Contó que, en 1612, con el arribo del padre Luis de Santillán a Bogotá, comenzó a llegar desde Europa reliquias que hoy conforman la colección de santos más importante del país.
Fragmentos mínimos, huesos, telas, restos, que, con el tiempo, se organizaron en tres grandes altares. El de San Ignacio es el tercero de esa historia y, quizás, el más simbólico.
Cuadro de Santa Eulalia, la patrona de Barcelona (España) Foto:Cortesia Iglesia San Ignacio
El altar es conocido como el Jardín del Paraíso. El sacerdote jesuita explica que no es por una idea decorativa, sino por lo que narra: abajo, los mártires en el momento del tormento; en el centro, la entrega; arriba, la gloria. La vida que florece gracias al sacrificio.

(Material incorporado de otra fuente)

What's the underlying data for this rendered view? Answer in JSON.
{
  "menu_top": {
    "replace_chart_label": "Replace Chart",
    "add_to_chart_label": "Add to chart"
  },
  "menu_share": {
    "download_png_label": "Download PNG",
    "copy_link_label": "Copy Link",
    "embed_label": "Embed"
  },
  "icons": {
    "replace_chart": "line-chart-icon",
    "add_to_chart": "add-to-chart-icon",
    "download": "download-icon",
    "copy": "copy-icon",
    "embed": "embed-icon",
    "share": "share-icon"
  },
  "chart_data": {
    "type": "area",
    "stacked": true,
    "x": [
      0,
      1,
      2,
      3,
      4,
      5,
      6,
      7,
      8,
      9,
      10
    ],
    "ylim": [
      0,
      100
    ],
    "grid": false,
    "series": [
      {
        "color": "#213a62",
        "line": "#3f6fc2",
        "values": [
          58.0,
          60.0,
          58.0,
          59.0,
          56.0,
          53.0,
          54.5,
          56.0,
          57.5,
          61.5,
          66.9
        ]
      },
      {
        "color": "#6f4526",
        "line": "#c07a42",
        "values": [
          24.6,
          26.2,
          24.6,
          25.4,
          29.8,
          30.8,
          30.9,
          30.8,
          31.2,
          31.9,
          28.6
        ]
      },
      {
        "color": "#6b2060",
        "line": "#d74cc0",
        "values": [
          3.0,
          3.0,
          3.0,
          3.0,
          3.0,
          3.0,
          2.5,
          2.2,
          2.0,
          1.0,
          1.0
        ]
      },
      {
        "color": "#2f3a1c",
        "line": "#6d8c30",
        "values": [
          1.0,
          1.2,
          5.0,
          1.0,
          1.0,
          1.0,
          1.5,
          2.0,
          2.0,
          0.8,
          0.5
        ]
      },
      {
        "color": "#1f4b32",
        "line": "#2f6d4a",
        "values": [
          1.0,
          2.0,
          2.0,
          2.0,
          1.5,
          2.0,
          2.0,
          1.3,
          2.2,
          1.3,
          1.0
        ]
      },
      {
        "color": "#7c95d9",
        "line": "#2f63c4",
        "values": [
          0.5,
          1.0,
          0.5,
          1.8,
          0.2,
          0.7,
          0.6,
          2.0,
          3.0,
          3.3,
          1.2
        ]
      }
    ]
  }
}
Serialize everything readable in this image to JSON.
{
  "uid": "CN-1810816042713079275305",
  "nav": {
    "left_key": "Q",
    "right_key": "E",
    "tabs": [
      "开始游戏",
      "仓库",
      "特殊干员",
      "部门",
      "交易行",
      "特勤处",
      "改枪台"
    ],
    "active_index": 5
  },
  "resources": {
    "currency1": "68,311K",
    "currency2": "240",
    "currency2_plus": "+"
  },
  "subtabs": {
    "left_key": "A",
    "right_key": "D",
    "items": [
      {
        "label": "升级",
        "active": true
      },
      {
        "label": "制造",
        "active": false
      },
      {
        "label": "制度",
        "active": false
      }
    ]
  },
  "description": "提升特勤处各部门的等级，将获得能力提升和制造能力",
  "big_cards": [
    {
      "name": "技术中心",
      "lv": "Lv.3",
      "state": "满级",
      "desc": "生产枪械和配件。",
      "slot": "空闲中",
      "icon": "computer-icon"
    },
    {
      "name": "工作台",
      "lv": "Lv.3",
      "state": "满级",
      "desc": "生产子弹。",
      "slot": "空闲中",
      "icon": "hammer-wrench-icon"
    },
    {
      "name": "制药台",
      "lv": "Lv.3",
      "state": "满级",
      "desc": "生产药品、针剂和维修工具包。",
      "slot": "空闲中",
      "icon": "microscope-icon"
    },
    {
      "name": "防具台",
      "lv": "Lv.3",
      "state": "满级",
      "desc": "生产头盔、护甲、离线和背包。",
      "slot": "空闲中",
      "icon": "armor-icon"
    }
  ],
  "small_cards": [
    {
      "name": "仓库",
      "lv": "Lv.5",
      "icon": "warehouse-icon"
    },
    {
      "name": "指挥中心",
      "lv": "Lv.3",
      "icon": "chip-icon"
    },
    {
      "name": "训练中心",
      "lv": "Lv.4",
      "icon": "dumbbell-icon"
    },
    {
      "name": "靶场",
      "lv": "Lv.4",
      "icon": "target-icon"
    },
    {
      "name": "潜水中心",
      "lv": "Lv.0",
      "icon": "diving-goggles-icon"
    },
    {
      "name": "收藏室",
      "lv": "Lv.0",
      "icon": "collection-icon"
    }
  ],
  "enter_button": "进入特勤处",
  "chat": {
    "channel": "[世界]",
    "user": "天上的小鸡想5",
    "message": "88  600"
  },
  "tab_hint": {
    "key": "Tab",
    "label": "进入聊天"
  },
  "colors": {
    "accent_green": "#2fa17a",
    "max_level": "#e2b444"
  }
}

“Santa Eulalia pertenece a ese tránsito. Su imagen no estaba aislada: dialogaba con otros mártires, con otras escenas de dolor y redención”, dice el religioso. Por eso, su ausencia durante décadas dejó una historia incompleta.
Hoy, esta santa protectora de la ciudad de Barcelona no está a la vista. Permanece resguardada en un laboratorio, en silencio, atravesando un tiempo distinto al de la espera humana.
Cuadro de Santa Eulalia, la patrona de Barcelona (España) Foto:Cortesia Iglesia San Ignacio
Mario Rodríguez, restaurador y conservador de bienes culturales, explicó que ese reposo no es casual ni simbólico: es una necesidad física. La pintura acaba de cambiar de continente, de clima, de altura, de humedad. “Los objetos también tienen una historia de vida”, afirmó. Y esa historia deja marcas.
Rodríguez habló del cuadro como si fuera un cuerpo que regresa después de un largo viaje. Madera, tela, capas pictóricas: materiales que, durante casi cuatro siglos, se acostumbraron a unas condiciones específicas y que ahora deben volver a adaptarse. “El arte también se deteriora”, explicó.
Para el padre Santiago Tobón, el regreso del cuadro no es solo una restitución material, sino una recomposición del sentido. “Las obras se ponen en diálogo, la pintura está en sintonía con otra”, afirmó. Cada imagen, cada reliquia, cada fragmento fue pensado para dialogar con el altar y con la historia que se quería narrar. Santa Eulalia hacía parte de ese relato mayor. Su ausencia, durante décadas, no fue solo una pérdida patrimonial, sino una interrupción simbólica.
LEA TAMBIÉN

Desde octubre pasado, la pintura de la santa permanece resguardada, ‘aclimatándose’ mientras se estabilizan sus materiales. No es una espera simbólica, sino técnica. El regreso de Santa Eulalia exige tiempo, condiciones precisas y cuidado extremo. Cuando finalmente vuelva al altar, no lo hará como una obra recuperada, sino como una pieza que retoma su lugar en una historia que alguien en algún momento decidió interrumpir.